White House Big Data Review Begins with Focus on Technical Issues
In January, President Obama delivered a speech regarding the Snowden disclosures of excessive government surveillance; that speech described a review of big data practices in both the private and public sectors, to be headed by presidential counselor John Podesta. The first public event in that review, co-sponsored by MIT in Cambridge, took place last week with a particular focus on technical issues raised by big data practices. While we welcome the review, we hope that the final report will adopt the Fair Information Practice Principles (FIPPs) from the White House’s 2012 report on consumer privacy – which remain relevant even in a big data environment – and recommend limitations on pervasive collection and retention of consumer data.

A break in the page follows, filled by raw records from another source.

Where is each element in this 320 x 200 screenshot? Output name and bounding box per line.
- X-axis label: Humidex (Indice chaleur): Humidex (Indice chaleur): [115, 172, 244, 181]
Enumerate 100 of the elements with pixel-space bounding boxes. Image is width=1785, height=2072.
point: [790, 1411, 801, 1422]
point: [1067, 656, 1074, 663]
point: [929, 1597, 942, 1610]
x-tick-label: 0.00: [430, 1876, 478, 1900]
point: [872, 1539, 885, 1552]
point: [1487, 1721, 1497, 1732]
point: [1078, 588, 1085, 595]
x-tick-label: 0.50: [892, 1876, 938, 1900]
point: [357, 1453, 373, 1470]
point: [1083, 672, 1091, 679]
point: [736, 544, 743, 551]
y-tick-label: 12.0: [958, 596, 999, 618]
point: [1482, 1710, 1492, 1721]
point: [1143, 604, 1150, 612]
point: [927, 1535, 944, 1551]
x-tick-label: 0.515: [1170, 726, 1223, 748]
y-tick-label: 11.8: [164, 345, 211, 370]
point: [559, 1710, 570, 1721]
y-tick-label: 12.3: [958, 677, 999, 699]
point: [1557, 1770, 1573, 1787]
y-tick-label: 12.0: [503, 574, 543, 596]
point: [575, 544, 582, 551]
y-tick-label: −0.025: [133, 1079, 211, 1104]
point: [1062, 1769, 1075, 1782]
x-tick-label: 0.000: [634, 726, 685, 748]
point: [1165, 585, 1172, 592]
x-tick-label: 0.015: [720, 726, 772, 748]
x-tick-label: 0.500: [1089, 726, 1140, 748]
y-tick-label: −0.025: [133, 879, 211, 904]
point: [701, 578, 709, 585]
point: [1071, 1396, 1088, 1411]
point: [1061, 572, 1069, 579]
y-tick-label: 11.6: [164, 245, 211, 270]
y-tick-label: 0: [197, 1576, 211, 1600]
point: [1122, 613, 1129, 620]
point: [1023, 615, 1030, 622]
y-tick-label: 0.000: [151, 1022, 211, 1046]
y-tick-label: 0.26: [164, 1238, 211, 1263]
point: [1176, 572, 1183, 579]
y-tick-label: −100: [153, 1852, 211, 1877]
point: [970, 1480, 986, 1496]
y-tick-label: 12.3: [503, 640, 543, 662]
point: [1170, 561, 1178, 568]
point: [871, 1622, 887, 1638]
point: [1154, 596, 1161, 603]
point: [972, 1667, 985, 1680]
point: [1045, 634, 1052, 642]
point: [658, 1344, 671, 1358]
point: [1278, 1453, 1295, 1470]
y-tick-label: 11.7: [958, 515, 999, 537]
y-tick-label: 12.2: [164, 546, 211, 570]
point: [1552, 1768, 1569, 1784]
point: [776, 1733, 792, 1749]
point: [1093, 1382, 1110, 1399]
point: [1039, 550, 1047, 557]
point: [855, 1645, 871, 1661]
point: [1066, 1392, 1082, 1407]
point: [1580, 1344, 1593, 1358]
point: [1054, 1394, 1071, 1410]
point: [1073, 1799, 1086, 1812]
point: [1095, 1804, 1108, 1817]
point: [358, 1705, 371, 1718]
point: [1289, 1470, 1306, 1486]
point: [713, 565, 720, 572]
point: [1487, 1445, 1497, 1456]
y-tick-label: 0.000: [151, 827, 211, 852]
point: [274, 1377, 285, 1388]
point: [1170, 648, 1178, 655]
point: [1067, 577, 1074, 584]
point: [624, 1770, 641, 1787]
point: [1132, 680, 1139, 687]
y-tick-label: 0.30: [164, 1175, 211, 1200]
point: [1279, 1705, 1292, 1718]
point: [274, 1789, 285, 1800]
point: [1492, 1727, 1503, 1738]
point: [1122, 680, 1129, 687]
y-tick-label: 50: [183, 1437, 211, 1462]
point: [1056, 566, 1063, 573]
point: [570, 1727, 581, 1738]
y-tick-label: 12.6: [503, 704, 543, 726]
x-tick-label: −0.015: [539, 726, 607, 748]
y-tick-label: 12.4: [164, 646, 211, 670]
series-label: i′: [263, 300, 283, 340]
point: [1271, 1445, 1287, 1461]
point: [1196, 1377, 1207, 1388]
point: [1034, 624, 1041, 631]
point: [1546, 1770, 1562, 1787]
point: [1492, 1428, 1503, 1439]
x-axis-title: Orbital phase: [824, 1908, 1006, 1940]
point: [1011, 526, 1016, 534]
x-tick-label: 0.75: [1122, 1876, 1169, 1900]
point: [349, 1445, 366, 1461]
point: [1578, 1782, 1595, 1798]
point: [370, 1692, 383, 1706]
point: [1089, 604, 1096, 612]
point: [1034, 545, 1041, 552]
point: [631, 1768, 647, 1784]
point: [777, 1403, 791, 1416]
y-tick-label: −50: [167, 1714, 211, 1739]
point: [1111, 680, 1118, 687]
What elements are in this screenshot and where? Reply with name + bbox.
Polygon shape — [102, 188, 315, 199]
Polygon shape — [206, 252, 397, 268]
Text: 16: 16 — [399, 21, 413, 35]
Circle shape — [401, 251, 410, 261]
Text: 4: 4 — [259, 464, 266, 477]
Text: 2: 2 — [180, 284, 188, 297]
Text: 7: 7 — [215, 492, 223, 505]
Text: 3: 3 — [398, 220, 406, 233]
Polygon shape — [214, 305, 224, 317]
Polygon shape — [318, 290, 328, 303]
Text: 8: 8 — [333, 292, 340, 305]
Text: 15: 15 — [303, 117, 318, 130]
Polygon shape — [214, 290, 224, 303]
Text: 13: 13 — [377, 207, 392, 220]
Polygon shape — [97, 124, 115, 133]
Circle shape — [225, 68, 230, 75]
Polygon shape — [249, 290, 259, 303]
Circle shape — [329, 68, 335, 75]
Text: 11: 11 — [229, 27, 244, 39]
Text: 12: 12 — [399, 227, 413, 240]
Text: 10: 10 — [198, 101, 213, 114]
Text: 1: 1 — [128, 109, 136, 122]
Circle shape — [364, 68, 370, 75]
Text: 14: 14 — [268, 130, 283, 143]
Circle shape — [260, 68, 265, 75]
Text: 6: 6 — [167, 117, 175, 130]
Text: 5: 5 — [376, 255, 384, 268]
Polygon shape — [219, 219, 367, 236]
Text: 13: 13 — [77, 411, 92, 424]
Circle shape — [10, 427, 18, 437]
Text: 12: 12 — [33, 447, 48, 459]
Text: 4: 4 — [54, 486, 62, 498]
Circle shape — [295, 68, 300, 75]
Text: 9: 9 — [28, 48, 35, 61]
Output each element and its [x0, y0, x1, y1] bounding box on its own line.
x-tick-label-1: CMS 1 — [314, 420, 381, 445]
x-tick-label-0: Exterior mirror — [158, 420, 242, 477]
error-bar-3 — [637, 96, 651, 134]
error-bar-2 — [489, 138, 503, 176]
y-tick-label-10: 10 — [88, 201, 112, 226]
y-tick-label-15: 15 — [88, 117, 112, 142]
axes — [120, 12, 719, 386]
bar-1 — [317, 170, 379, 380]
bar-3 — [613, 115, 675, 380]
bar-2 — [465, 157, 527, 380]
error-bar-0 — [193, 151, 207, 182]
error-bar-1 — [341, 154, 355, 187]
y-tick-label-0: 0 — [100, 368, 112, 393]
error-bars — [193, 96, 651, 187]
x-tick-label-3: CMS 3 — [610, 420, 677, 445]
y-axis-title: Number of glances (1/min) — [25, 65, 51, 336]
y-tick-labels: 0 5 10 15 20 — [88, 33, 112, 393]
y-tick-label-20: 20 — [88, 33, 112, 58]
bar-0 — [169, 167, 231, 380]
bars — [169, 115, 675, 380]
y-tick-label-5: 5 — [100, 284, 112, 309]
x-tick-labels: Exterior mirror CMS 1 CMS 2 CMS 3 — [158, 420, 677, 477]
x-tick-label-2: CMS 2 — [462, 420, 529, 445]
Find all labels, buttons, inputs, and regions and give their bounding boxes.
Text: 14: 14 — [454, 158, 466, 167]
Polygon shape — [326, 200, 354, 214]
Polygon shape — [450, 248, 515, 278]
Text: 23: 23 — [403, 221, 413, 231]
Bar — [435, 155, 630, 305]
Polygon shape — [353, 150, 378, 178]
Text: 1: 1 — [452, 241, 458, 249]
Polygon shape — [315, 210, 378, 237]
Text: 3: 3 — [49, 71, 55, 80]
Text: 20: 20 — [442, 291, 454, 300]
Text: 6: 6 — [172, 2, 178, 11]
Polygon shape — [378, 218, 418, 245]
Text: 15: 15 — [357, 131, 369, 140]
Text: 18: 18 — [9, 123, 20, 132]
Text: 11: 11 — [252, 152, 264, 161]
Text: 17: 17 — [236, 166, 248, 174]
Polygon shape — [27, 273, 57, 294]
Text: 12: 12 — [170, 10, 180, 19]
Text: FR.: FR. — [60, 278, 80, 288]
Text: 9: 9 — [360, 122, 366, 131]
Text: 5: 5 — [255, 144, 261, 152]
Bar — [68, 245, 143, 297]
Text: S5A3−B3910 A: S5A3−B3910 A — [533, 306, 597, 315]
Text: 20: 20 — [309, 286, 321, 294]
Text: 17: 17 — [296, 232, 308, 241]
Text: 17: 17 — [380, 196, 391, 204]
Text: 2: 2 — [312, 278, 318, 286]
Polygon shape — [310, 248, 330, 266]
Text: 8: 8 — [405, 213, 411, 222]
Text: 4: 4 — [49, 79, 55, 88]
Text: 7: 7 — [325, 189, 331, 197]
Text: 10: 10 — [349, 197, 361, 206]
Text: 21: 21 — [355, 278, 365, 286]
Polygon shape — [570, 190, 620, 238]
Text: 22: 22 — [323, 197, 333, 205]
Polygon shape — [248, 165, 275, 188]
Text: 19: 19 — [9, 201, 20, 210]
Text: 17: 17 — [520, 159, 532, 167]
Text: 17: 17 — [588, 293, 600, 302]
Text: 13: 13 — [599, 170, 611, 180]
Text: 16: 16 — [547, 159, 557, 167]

By focusing on technical topics – including the repercussions of storing large data sets for future big data purposes, security risks from data breach, and the limitations of analytics – the workshop shed light on some of the under-discussed issues concerning big data. For example, Cynthia Dwork of Microsoft Research gave a provocative talk on differential privacy and attempted to quantify the risks of reidentification of anonymized data sets. One panel focused on privacy enhancing technologies (such as encryption) that can be deployed to more effectively secure data. The technical methods for conducting big data analytics were also a popular topic, as many panelists described the ways in which data collected from online course services – an important new area that implicates privacy interests – can be analyzed by educational institutions.
In his introductory remarks, Podesta referred to the 2012 White House report on consumer privacy with approval, and we hope that the review of big data practices will reemphasize the most important provisions of that report – including its reliance on the Fair Information Practice Principles and contextual privacy protection. However, the use of the FIPPs as an organizing principle should be paired with limitations on collection of consumer data in order to promote individual privacy.
Multiple panelists argued that limitations on the collection of data were an ineffective way to protect privacy, and that providers and advocates should instead focus on limitations on the use of data that’s collected. For multiple reasons – most importantly, because privacy interests are implicated at the time of collection and deserve protection at that stage – we at CDT feel that collection limitations are important and shouldn’t be discarded. Focusing merely on use limitations ignores a host of issues that can arise when massive datasets are created from persistent collection. Data breach, inadvertent collection of customer data, and malicious internal use are all privacy violations that can occur even with strong use limitations – demonstrating the need for collection limitations. Just because an increasing amount of data is collectible doesn’t mean that it necessarily should be collected – and companies should make deliberate choices about what to collect and what not to, in order to help preserve the individual private spaces central to our lives.
The focus on use limitations was in keeping with a larger tendency to discuss the promise of big data – especially for educational uses, which MIT academics and affiliates have been testing. As we’ve written, specific contexts like education or the home are especially deserving of strong privacy protections. We hope that future big data uses of educational data retain the innovative spirit voiced by many of the panelists, but also include robust privacy and security protections.
On Monday, March 17, CDT President Nuala O’Connor will participate in the second workshop in the big data review, which will focus on social and ethical issues. The final report from the big data review process will hopefully contain language supporting the policy proposals that CDT has advocated, and we will be filing comments in order to ensure that individual privacy protections aren’t left behind in the age of big data. Big data may be the tool du jour, but consumer privacy and security should receive long-lasting protections.